When LAAC created and launched Acid Free, it was with the intention to be a publication that reflects what it means to be to be an archivists collective. With each subsequent issue we publish, we consider, discuss, and strive to create space for representation, equality, diversity—terms that are also all too often invoked as a means to bypass the labor involved in delivering upon those promises in a material way, which prompts an addition to that list: the word accountability.
It was fitting then, that our first issue was on the theme of Labor. And it is similarly apt that our current issue revisits aspects of that initial theme.
ORGANIZE is a unifying concept to the work of archivists and any information professional, regardless of materials or systems utilized to do so. We anticipated, and are pleased to see come to fruition, an expansive interpretation of what it means to ORGANIZE amongst the articles published in this issue.
The varying interpretations of ORGANIZE have proven to be more permeable than we may have initially realized. While it is necessary to acknowledge and critique traditional classification and organizational systems that reinforce existing power structures, for many of us what is inspiring and at the heart of our work is how we might potentially forge, preserve, and strengthen connections through the systems, standards, and profession we work within, even as we fight to break down oppresive structures.

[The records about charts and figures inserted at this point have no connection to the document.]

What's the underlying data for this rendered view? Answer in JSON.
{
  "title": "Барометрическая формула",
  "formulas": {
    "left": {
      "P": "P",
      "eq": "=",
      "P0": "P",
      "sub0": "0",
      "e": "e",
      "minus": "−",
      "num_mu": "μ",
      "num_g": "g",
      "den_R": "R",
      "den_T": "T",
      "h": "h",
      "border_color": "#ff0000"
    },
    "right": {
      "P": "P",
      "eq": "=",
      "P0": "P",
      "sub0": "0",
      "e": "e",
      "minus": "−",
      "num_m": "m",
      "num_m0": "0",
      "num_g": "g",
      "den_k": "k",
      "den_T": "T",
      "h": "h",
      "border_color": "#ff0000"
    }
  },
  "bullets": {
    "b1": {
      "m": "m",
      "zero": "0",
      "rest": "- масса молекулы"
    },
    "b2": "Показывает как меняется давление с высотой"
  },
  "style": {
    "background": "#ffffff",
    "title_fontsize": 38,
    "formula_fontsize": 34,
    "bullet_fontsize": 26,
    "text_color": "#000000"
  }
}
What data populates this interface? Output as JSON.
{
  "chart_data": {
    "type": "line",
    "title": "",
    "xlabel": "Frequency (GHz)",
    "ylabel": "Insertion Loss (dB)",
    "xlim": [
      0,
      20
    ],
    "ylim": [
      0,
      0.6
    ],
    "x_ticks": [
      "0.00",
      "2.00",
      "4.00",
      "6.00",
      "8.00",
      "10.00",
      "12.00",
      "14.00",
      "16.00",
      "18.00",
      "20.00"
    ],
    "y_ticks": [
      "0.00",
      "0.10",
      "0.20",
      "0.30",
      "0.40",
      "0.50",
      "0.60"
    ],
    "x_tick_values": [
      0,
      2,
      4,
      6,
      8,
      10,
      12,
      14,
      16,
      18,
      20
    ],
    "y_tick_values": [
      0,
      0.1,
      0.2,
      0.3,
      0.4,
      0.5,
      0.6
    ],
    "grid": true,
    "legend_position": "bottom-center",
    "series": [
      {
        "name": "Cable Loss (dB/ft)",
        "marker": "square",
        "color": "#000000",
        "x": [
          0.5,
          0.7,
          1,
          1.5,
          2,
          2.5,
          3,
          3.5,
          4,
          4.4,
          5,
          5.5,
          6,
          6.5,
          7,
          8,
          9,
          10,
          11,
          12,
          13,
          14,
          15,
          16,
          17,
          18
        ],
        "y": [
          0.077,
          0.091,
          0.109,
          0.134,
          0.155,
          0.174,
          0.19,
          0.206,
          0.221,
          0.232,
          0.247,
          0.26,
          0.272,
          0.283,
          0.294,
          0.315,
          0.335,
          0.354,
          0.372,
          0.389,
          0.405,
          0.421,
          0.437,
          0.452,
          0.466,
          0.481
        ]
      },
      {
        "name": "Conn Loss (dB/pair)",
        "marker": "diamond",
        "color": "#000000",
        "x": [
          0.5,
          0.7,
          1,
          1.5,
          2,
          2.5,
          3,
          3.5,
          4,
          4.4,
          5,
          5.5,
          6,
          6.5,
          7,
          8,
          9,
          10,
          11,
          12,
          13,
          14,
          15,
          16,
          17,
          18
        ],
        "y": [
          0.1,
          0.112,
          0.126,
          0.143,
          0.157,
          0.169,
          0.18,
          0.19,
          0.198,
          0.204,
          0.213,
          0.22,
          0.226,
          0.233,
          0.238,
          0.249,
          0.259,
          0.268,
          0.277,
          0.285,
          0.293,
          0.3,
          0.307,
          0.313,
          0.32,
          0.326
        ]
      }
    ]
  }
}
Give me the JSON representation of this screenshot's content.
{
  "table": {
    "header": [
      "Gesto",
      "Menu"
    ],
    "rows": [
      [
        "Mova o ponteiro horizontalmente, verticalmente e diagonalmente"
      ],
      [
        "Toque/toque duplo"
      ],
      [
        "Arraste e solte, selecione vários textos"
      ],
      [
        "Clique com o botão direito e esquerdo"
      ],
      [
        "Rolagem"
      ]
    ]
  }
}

Dorothy Berry’s account of her work for Umbra Search African American History asserts that through digital collections and database organization it can be possible to bring to the fore voices that are not silent in the archives, but hidden. Connecting existing archival materials on Black life, rather than leaving them sequestered and scattered amidst collections of those whose historical privilege aligned with the archival institution’s, is a means to simultaneously utilize traditional archival skillsets whilst subverting the legacy upon which the profession is built.
The Redstockings Women’s Liberation Archive for Action demonstrates the power of representation in archives to affect future change. Yet another instance where organization of information allows activists to organize in formation against patriarchy. And of course, organizing in formation often takes the form of unionization. Erin Hurley asks what unionization might look like in an era where anti-union efforts might be as blatant as locking out your faculty, including librarians and archivists, or as insidious as a professional culture of limited term and part-time project positions.
We also hear from our archivist colleagues in Los Angeles highlighting collections about union organizations on the silver screen and in the sky, and about the labor involved in organizing archival collections and exhibitions.
For all the breadth of topics falling under the theme of ORGANIZE, this is an issue about connections among people.
Christine Hertzel interviewed and profiles archivist groups similar to LAAC, and Grace Danico had the pleasure of speaking with Obama archivist, Steven Booth. The archivist charged with the legacy of a community organizer turned president states that the greatest reward of the archival profession is relationships built with other archivists. We couldn’t agree more.